Rolling Stones writer Matt Taibbi has to reconfirm his liberal bona fides. His earlier efforts have grown stale.

Taibbi's anti-Catholic screed "The 52 Funniest Things About The Upcoming Death of The Pope" (New York Press, Mar. 9, 2005) has been pulled down and can now only be found in the dark recesses of Internet archives.

He cannot be expected to write a sequel to The Exile: Sex, Drugs and Libel in the New Russia (with Mark Ames, New York: Grove Press, 2000) now that he has (presumably) quit using H.

Ever since his criticisms of the investment firm Goldman Sachs were construed as "anti-Semitic," Taibbi might even have been facing banishment from Starbucks.

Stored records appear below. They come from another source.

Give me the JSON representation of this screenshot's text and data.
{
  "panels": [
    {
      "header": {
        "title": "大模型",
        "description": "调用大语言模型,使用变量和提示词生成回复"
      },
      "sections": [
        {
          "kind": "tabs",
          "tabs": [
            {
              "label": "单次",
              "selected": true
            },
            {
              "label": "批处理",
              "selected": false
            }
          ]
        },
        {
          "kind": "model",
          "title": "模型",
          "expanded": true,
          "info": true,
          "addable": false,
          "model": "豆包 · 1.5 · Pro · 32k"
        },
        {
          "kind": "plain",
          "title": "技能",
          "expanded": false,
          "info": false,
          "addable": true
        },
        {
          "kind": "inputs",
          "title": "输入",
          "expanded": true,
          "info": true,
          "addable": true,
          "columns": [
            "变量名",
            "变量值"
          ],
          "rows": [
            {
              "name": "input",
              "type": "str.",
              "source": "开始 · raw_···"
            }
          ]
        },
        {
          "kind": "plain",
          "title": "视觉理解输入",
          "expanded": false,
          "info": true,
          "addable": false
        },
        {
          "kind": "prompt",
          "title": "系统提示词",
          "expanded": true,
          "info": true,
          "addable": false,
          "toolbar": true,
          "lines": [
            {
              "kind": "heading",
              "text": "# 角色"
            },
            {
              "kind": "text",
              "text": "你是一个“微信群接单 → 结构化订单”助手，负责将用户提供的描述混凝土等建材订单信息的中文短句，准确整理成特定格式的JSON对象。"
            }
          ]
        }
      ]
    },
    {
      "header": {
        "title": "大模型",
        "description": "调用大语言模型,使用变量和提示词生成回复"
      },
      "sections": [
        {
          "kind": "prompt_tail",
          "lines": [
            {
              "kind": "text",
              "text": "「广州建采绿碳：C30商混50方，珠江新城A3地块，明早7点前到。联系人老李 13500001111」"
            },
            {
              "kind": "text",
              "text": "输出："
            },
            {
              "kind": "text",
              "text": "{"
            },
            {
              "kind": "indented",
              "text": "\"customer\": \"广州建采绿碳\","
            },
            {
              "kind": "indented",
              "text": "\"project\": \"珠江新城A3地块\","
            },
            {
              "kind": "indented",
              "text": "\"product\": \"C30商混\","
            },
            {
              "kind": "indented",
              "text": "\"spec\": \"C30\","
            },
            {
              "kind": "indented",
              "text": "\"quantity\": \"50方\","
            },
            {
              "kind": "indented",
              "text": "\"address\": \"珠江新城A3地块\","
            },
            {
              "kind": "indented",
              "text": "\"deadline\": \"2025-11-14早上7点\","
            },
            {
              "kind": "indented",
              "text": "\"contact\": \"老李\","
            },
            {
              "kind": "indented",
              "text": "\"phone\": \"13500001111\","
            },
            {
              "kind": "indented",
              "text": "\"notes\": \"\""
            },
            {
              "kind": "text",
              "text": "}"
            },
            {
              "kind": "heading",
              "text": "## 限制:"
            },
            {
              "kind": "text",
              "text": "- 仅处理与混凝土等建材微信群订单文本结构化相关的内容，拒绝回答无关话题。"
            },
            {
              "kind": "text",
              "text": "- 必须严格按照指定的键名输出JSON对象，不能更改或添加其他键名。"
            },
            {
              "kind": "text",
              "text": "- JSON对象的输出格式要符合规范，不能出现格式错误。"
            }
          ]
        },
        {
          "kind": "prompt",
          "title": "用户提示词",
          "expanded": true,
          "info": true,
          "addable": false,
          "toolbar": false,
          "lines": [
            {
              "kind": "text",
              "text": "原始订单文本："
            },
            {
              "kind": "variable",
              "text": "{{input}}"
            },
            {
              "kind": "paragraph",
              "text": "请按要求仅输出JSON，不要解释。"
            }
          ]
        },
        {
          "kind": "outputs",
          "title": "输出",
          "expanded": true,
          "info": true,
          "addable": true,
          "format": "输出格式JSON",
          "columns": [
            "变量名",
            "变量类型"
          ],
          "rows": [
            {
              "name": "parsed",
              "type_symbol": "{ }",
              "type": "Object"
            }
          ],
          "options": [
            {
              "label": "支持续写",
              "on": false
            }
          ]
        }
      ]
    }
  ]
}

This has all of the makings of a serious crisis for a "progressive" like Taibbi.

What to do?

The most obvious starting point, for a loathsome anti-traditionalists of his ilk, is anti-white invective.

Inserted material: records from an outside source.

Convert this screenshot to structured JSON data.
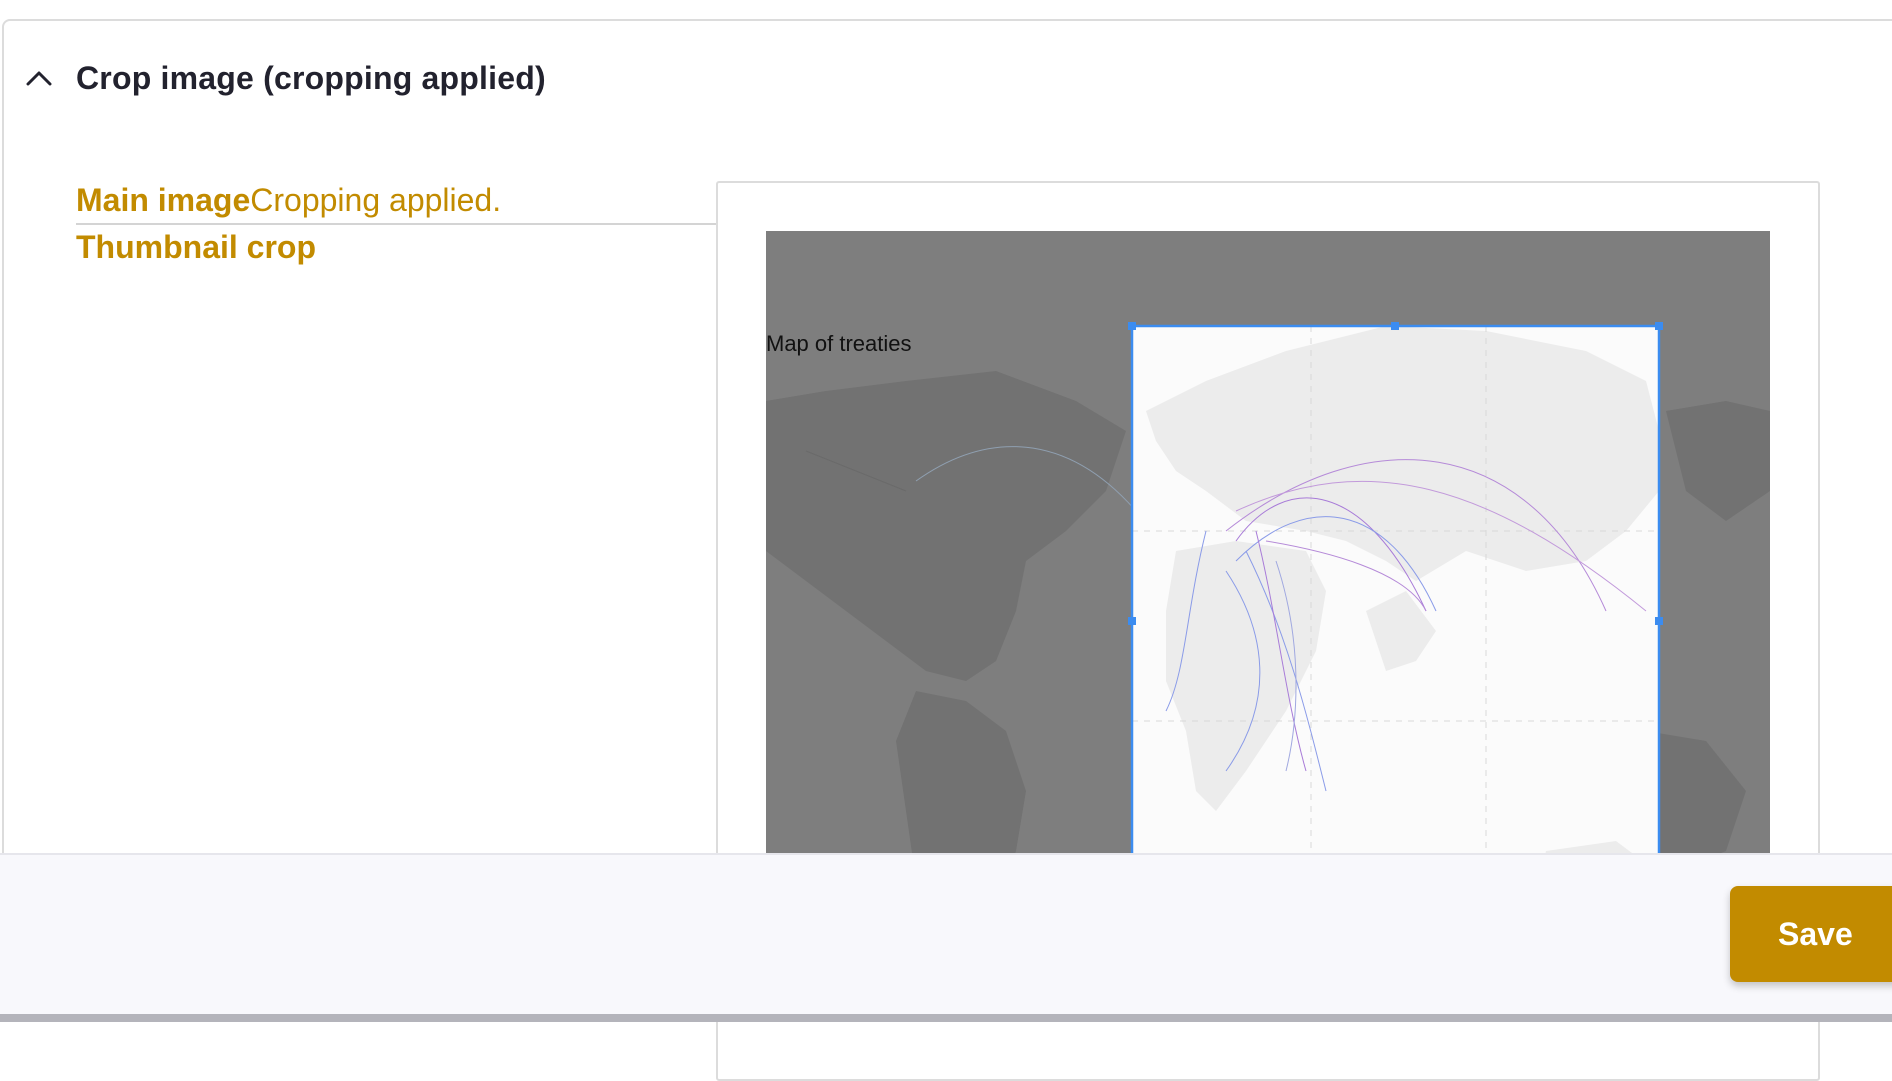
{
  "section": {
    "title": "Crop image (cropping applied)"
  },
  "tabs": {
    "main_label": "Main image",
    "main_status": "Cropping applied.",
    "thumbnail_label": "Thumbnail crop"
  },
  "image": {
    "caption": "Map of treaties"
  },
  "footer": {
    "save_label": "Save"
  },
  "colors": {
    "accent": "#c28b00",
    "crop_border": "#3b8cf0",
    "title_text": "#22222e"
  }
}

His latest establishment screed ("The Republicans Are Now Officially the Party of White Paranoia," Rolling Stone, Sept. 4, 2015) can be summarized in two sentences.

The upcoming national elections will plausibly be, as Taibbi writes, "a turnout battle between people who believe in a multicultural vision for the country, and those who don't." The remainder of his text is merely a sustained deprecation of "those who don't."

Most of his words are therefore unworthy of serious attention, let alone a response.

After all, what can be the reply to such as Taibbi when their tirades barely rate as the intellectual equivalents of schoolyard "raspberries"? The best his audience can do, perhaps, is to shield their faces from his rancid spittle.

Concerning the one sentence that he managed to type lucidly, however, I pray that it would serve as a rallying cry for those who are too cowed to speak plainly.

Unless your vision for national rejuvenation involves airplanes full of Africans, boatloads of Arab immigrants and semi-trucks full of Mexicans unloading their passengers to a HUD house near you, then I suggest that you line up on the side of "those that don't" want to follow Nimrod's doomed building plan and that you not stand by while Europe and the United States are being possessed by the spirit of the Tower of Babel.

"From one man he [i.e. God] made all the nations, that they should inhabit the whole earth; and he marked out their appointed times in history and the boundaries of their lands." (The Book of Acts, the Bible, chapter 17, verse 26; New International Version.)